Green Business Blog Carnival Week 10
It’s Friday. Before you pack your bags and head out to the Hamptons for the weekend, check out what is new in the Green Business Blog Carnival this week. Your portfolio might thank you for it! Thanks to our friends at sustainablog and Triple Pundit for coming up with the carnival. Next week, check out the carnival at Green Marketing TV.
Let’s start off in the Far East. Social entrepreneurship has taken off in Asia, according to Leon Kaye over at Triple Pundit. The Impact Investment Exchange, based in Singapore, will provide investors access to securities for social enterprises and entrepreneurs access to much needed funding. Hopefully, through these efforts, challenges such as health care and the environment can be tackled more forcefully.
Moving back across the International Date Line, Just4theplanet.com revealed that researchers from the University of Brighton and the University of Hawaii have developed a new method for pinpointing certain kinds of pollution in coastal waters. Drum-roll please……The coastal waters of Hawaii are cleaner than previously thought. Hawaii, here we come.
Moving back to the continental U.S., Jeff McIntire-Strasburg of sustainablog interviewed Tom Larson, President and co-Founder of GreenSmart, a manufacturer of bags, laptop sleeves, and wine totes from recycled plastic bottles and their proprietary Neogreene material. The interview covers a wide range of topics from the business concept to materials to a global supply chain. Truly a good read for future entrepreneurs.
You might want to rethink that Kindle or iPad purchase.
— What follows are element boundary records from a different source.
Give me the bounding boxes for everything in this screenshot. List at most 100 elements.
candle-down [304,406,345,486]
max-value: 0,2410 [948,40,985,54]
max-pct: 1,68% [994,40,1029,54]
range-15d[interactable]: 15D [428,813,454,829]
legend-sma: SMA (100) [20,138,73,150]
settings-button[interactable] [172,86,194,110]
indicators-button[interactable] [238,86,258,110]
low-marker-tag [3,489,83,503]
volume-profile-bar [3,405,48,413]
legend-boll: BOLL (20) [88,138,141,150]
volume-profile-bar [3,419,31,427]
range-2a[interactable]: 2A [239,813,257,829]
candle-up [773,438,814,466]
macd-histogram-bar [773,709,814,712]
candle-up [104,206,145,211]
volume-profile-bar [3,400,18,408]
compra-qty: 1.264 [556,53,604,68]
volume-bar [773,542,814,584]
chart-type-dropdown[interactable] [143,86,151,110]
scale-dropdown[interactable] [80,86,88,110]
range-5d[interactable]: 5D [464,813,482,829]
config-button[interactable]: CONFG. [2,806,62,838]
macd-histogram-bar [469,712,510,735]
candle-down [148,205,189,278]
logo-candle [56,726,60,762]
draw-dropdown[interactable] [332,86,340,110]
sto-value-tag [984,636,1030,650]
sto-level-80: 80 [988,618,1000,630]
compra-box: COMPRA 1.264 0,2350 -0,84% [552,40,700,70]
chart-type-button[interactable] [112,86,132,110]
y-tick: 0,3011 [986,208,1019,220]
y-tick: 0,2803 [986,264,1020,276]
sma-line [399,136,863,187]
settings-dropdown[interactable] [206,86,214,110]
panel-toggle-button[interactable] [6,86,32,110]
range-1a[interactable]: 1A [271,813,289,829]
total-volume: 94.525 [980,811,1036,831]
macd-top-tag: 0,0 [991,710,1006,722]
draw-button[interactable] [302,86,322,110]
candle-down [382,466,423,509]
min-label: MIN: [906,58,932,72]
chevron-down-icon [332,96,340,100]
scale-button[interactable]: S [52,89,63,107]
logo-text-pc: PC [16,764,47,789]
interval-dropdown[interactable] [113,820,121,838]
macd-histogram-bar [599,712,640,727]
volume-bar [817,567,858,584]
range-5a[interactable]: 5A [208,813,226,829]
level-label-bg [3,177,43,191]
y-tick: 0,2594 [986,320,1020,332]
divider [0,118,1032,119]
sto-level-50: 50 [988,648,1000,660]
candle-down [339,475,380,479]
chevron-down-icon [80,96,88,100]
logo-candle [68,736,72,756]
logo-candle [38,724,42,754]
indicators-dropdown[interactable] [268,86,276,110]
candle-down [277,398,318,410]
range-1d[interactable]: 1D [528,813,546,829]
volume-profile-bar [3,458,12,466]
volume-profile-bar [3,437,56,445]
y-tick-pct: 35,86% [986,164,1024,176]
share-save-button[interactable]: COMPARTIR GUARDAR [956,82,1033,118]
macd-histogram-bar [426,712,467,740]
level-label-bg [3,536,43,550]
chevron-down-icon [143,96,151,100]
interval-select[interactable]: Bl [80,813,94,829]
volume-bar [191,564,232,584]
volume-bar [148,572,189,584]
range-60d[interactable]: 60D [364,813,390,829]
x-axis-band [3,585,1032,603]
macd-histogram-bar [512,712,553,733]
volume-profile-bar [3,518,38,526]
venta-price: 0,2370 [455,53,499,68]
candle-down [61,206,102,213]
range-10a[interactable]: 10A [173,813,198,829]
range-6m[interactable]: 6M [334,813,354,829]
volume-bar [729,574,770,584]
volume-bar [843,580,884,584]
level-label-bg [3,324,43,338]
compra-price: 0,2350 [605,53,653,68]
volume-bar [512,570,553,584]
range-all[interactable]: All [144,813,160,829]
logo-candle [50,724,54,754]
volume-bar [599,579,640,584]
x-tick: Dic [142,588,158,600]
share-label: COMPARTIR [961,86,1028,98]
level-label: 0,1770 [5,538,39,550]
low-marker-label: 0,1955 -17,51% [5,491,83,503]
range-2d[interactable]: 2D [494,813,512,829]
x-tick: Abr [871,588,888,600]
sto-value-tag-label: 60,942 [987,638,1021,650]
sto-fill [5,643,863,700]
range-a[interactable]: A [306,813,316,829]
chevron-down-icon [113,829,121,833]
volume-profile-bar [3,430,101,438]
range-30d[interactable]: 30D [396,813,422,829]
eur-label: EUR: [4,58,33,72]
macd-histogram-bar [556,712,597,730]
Over at the Independent Book Publishers Association, Raz Godelnik tries to determine whether e-readers are greener than books. Raz tries to solve the question by utilizing a life cycle analysis. While the conclusions found a breakeven point, you be the judge.
Moving on to Detroit city, actually Wayne, Michigan, Calfinder reveals that Ford is going solar at the assembly manufacturing plant in Wayne. This is the same plant that will manufacture an all-electric version of the Ford Focus. It may not be fashionable in the Hamptons now, but just you wait!